Он стащил с мертвого алкаша пальто и шапку. Убили его свои же. Им не понравилось, что тот скрысил пузырь коньяка, когда они разоряли бар. Кончать не хотели, только проучить, но переборщили. Тут же выпили за упокой и направились к кухне. Баграт же выбрался из укрытия и принялся раздевать покойника, стараясь не смотреть в его глаза. У только что умерших они особенные: в них читаются удивление и детская обида.

Одежда воняла. Особенно шапка. Но Баграт натянул и ее и пальто. Вшей, если что, выведет, ему не привыкать. Рядом с трупом валялась палка с острым наконечником, наподобие лыжной, но самодельная. В умелых руках и она смертельное оружие. Баграт поднял ее и пошел дальше бродить по дому, уже открыто. Люди Кощея всех привезенных в автобусе мракобесов все равно не знают, их больше сотни.

То, что имение захватил второй не убиваемый упырь из девяностых, сомнений не было. Давний враг Лешего. Человек, которого жгли открытым огнем, но он выжил…

Что это за создания такие мифические, бандиты из прошлого? Сверхнелюди?

Баграт услышал тихий плач и встал как вкопанный. Ангелина? Именно ее он искал в доме. Раз ни она, ни Таня не выходили на улицу, обе где-то тут.

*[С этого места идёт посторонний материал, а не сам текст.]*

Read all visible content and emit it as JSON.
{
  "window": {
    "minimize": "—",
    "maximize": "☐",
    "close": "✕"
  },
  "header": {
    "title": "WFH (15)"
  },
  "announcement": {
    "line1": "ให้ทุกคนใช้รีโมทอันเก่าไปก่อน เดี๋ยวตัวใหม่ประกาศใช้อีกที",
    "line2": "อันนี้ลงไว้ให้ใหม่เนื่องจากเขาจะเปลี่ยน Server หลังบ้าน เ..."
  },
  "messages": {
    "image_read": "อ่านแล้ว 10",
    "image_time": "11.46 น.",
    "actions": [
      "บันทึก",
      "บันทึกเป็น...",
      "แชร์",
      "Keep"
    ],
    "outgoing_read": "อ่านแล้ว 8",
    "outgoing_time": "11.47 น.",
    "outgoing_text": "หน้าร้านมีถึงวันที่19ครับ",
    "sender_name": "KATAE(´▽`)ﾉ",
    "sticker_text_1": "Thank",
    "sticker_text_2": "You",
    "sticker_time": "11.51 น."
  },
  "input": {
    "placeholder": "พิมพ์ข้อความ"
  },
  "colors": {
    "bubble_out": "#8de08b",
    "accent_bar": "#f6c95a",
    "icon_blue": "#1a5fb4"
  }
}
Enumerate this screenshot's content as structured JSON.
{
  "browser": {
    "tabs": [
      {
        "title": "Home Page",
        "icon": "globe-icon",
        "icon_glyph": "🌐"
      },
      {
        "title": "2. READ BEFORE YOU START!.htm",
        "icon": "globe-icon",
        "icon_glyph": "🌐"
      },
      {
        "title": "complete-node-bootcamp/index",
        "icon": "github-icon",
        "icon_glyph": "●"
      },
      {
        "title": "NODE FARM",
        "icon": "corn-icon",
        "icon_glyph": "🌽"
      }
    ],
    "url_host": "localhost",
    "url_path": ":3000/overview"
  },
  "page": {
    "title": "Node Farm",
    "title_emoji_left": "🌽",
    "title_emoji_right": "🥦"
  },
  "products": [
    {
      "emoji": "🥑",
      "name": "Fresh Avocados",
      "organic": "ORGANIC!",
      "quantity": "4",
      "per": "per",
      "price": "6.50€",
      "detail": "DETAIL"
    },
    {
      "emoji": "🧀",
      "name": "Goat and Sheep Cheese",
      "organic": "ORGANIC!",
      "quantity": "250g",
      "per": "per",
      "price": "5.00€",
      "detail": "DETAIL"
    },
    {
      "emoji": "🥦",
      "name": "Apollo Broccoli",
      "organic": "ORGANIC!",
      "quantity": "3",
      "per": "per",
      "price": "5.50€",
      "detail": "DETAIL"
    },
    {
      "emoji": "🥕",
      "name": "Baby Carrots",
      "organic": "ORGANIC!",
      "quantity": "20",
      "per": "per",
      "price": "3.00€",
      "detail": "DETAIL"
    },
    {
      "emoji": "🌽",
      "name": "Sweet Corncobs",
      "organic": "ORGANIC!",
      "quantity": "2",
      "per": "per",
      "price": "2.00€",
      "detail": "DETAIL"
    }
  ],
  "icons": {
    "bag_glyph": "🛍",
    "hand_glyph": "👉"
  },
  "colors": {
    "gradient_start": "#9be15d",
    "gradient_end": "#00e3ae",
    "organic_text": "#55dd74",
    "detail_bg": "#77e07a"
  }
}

Но плакала не девочка, а паренек. На вид лет семнадцать. Худой, патлатый, с татуировками и пирсингом на лице. Он забился под стол, собрался в комок и очень старался быть незаметным, но нервы сдали, и он захныкал. Баграт видел подобных ему на Пятаке. Бунтари из Мухосрансков, едва окончив школу, ехали в Москву, чтобы вершить историю. Первые трудности их не пугали, неприкаянность им казалась романтичной. Но это проходило. Обычно с первыми серьезными холодами. Кто поумнее, возвращался домой, другие сбивались в стаи, снимали хату на шестерых и устраивались на поденную работу, а многие опускались, становились уличными проститутками, мелкими дилерами, воришками. Наверняка кто-то из них, пусть даже один человек из тысячи, выбивался в люди, но Баграт об этом не слышал.

Он подошел к пареньку, тронул его за костлявое колено.

— Не убивай, не надо, — зашептал он.

— Успокойся, не трону.

— Они дали мне это, разрешили стрелять. — Парень брезгливо отбросил от себя пистолет. — Но я не хочу убивать!

— Это травмат. — Баграт сунул его в карман. — Девочку видел тут? Беленькую, худенькую? — Он замотал головой. — А женщину красивую? Тоже со светлыми волосами?

— Если тут есть еще одна женщина, я ей сочувствую.

Баграт поэтому и искал мать с дочкой. Если до них доберутся, сделают то же, что и с Анной. В том числе с невинной девочкой Гелей.

Он возобновил поиски, удивляясь тому, как легко армия Кощея захватила дом. Почему бравые охранники с КПП оказали такое слабое сопротивление? Можно сказать, без боя сдали объект и, похоже, даже тревожную кнопку нажать не успели. Захватчики уже полчаса хозяйничают на территории, а полиции все нет.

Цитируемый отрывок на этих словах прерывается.